Ketergantunhan akan tercipta secara kuat. Selain digunakan untuk pertemuan kelas daring, mereka dengan leluasa menghabiskan waktu di depan layar HP. Pola baru pun terbentuk, di mana dunia maya bahkan game akan menjadi pilihan selama berada di rumah.
Pengawasan yang lemah dari orang tua atau wali adalah salah satu ciri kenapa anak-anak tidak terbatas berselancar di dunia maya. Anak akan lebih sering menatap layar gadget daripada belajar atau pun berinteraksi dengan lingkungannya. Akses terhadap konten pornografi juga sering terjadi.Â
Secara situasional, pengawasan ketat harus di terapkan oleh orang tua. Akan tetapi bagaimana jika orang tua mereka berada di kampung dan anaknya bersekolah di Kota? bagaimana jika para orang tua juga abai melakukan pengawasan dan membiarkan anak-anaknya bebas mengakses apa saja? tentu sangat berdampak buruk.

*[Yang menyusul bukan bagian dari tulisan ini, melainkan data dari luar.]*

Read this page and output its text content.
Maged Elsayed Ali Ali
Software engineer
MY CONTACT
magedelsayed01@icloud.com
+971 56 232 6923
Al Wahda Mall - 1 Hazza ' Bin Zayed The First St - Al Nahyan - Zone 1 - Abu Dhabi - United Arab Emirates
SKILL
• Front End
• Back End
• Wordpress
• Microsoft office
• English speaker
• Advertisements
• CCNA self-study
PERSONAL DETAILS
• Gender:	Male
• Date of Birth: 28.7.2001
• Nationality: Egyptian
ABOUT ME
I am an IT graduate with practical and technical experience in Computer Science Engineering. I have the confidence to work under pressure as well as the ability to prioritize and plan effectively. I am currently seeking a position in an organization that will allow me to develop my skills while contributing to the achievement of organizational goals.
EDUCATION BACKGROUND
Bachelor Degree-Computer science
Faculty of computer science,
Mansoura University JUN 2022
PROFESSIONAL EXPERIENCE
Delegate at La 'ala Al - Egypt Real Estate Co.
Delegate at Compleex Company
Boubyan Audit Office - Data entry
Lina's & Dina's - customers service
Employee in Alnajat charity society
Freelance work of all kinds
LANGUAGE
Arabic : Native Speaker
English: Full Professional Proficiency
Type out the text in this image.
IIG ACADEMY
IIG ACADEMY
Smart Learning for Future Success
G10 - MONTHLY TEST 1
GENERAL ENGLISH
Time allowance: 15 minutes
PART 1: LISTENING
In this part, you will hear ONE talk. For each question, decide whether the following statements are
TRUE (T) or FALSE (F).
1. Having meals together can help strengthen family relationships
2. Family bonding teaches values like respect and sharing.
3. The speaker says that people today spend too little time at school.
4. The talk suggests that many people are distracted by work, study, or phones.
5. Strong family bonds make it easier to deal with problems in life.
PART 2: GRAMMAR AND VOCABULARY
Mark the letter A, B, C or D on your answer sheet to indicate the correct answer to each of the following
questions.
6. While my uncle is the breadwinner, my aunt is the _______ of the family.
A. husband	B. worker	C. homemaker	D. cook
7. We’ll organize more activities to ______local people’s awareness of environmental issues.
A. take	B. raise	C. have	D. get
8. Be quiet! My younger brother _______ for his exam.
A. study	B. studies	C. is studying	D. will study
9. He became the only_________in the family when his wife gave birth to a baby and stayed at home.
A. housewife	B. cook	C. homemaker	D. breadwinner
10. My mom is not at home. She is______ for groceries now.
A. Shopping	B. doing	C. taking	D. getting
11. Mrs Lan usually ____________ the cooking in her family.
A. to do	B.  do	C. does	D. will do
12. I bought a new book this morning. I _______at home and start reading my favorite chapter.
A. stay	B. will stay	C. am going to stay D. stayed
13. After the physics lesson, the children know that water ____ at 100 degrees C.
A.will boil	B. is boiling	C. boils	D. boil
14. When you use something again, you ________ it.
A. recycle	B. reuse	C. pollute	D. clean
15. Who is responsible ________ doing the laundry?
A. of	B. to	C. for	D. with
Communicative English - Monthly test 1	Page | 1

Pola pendidikan keluarga yang lemah di wilayah timur adalah faktor penting pembentukan karakter jiwa seorang anak. Sehingga menciptakan karakter baru pada anak-anak, di mana medsos, situs -situs pornogradi hingga game ialah dunia yang tak bisa di jamah oleh mereka.
Kecanduan game misalnya, berdasarkan pengalaman pribadi saya menemukan anak-anak di usia di umur 4 sudah sangat ulet memainkan game online. Bahkan, pemandangan itu setiap hari terjadi di depan mata. Tak jarang seharian penuh dihabiskan dengan bermain game baik berkelompok  maupun sendiri-sendiri.
Edukasi bagi saya sangat penting terutama dalam PJJ,guru bisa menggunakan waktu 5-10 menit untuk mengingatkan siswanya agar tidak terpaku pada penggunaaan smarphone yang berlebihan. Selanjutnya ialah peran orang tua dalam mengawasi dan mengontrol batas-batas penggunaan smartphone dan yang ketiga ialah lingkungan. Agar anak-anak tidak terpancing karena perilaku yang terbentuk di lingkungan sekitar.